А вечером мы встретились с Леной. И хотя это был наш последний вечер, я понимал, что затевать с нею разговор на тему нашего будущего бессмысленно: помнил ее слова, сказанные тогда в домике, где мы заночевали.

— В котором часу поезд? — спросила Лена.

— В девять.

— Я не смогу тебя проводить, у меня первый урок.

— Ерунда, не маленький.

— Я просто думала, что тебе неприятно будет одному на вокзале.

— Что ж поделаешь…

Я видел, что она нервничает, покусывает губу, перебегает взглядом по моему лицу. Глаза ее сухо горели.
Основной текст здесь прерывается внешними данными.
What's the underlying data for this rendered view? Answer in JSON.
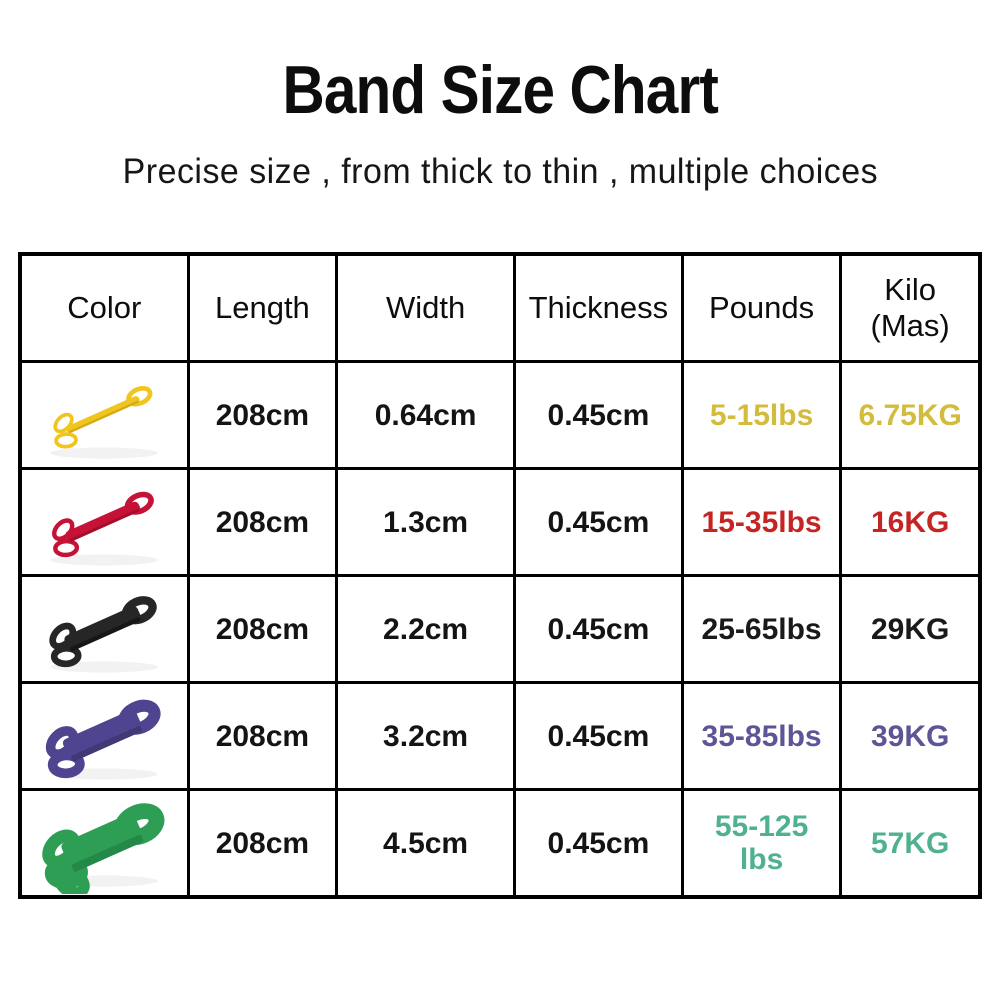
{
  "page": {
    "title": "Band Size Chart",
    "subtitle": "Precise size , from thick to thin , multiple choices",
    "background_color": "#ffffff",
    "title_color": "#0d0d0d"
  },
  "table": {
    "headers": [
      "Color",
      "Length",
      "Width",
      "Thickness",
      "Pounds",
      "Kilo\n(Mas)"
    ],
    "rows": [
      {
        "band": {
          "name": "yellow-band",
          "color": "#EFC51E",
          "edge": "#C4970F",
          "weight": 8
        },
        "length": "208cm",
        "width": "0.64cm",
        "thickness": "0.45cm",
        "pounds": "5-15lbs",
        "kilo": "6.75KG",
        "value_color": "#D3BC3D"
      },
      {
        "band": {
          "name": "red-band",
          "color": "#C51236",
          "edge": "#8E0C26",
          "weight": 12
        },
        "length": "208cm",
        "width": "1.3cm",
        "thickness": "0.45cm",
        "pounds": "15-35lbs",
        "kilo": "16KG",
        "value_color": "#C42523"
      },
      {
        "band": {
          "name": "black-band",
          "color": "#262626",
          "edge": "#0d0d0d",
          "weight": 18
        },
        "length": "208cm",
        "width": "2.2cm",
        "thickness": "0.45cm",
        "pounds": "25-65lbs",
        "kilo": "29KG",
        "value_color": "#1A1A1A"
      },
      {
        "band": {
          "name": "purple-band",
          "color": "#4F4490",
          "edge": "#383066",
          "weight": 26
        },
        "length": "208cm",
        "width": "3.2cm",
        "thickness": "0.45cm",
        "pounds": "35-85lbs",
        "kilo": "39KG",
        "value_color": "#5C5596"
      },
      {
        "band": {
          "name": "green-band",
          "color": "#2E9E55",
          "edge": "#1E7C40",
          "weight": 34
        },
        "length": "208cm",
        "width": "4.5cm",
        "thickness": "0.45cm",
        "pounds": "55-125\nlbs",
        "kilo": "57KG",
        "value_color": "#4FB18D"
      }
    ]
  },
  "chart_data": {
    "type": "table",
    "title": "Band Size Chart",
    "subtitle": "Precise size , from thick to thin , multiple choices",
    "columns": [
      "Color",
      "Length",
      "Width",
      "Thickness",
      "Pounds",
      "Kilo (Mas)"
    ],
    "rows": [
      [
        "yellow band",
        "208cm",
        "0.64cm",
        "0.45cm",
        "5-15lbs",
        "6.75KG"
      ],
      [
        "red band",
        "208cm",
        "1.3cm",
        "0.45cm",
        "15-35lbs",
        "16KG"
      ],
      [
        "black band",
        "208cm",
        "2.2cm",
        "0.45cm",
        "25-65lbs",
        "29KG"
      ],
      [
        "purple band",
        "208cm",
        "3.2cm",
        "0.45cm",
        "35-85lbs",
        "39KG"
      ],
      [
        "green band",
        "208cm",
        "4.5cm",
        "0.45cm",
        "55-125 lbs",
        "57KG"
      ]
    ]
  }
}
— Ничего, мы должны все выдержать, — вздохнула она. — И когда-нибудь вспомним и не поверим, что это было, что это было с нами, что было так тяжело… Всем тяжело… Мы будем самыми великодушными, потому что прошли такое разорение и такие страдания…

— Ладно, оставь. — Я привлек ее голову к груди и гладил по мягким теплым волосам, а сам думал о том, сколько и чего еще предстоит, и где он, тот Берлин, если только-только мы сдвинули немца за Великие Луки и топает он еще по нашей, тверской земле… Какое тут, к черту, великодушие, когда войдешь в деревню и обогреться негде — ни души, ни хатенки — одни печные трубы и сквозь пепел уже трава пробилась…

— Пойдем в школу, там сегодня вечер. Духовой оркестр играет. Пойдем?..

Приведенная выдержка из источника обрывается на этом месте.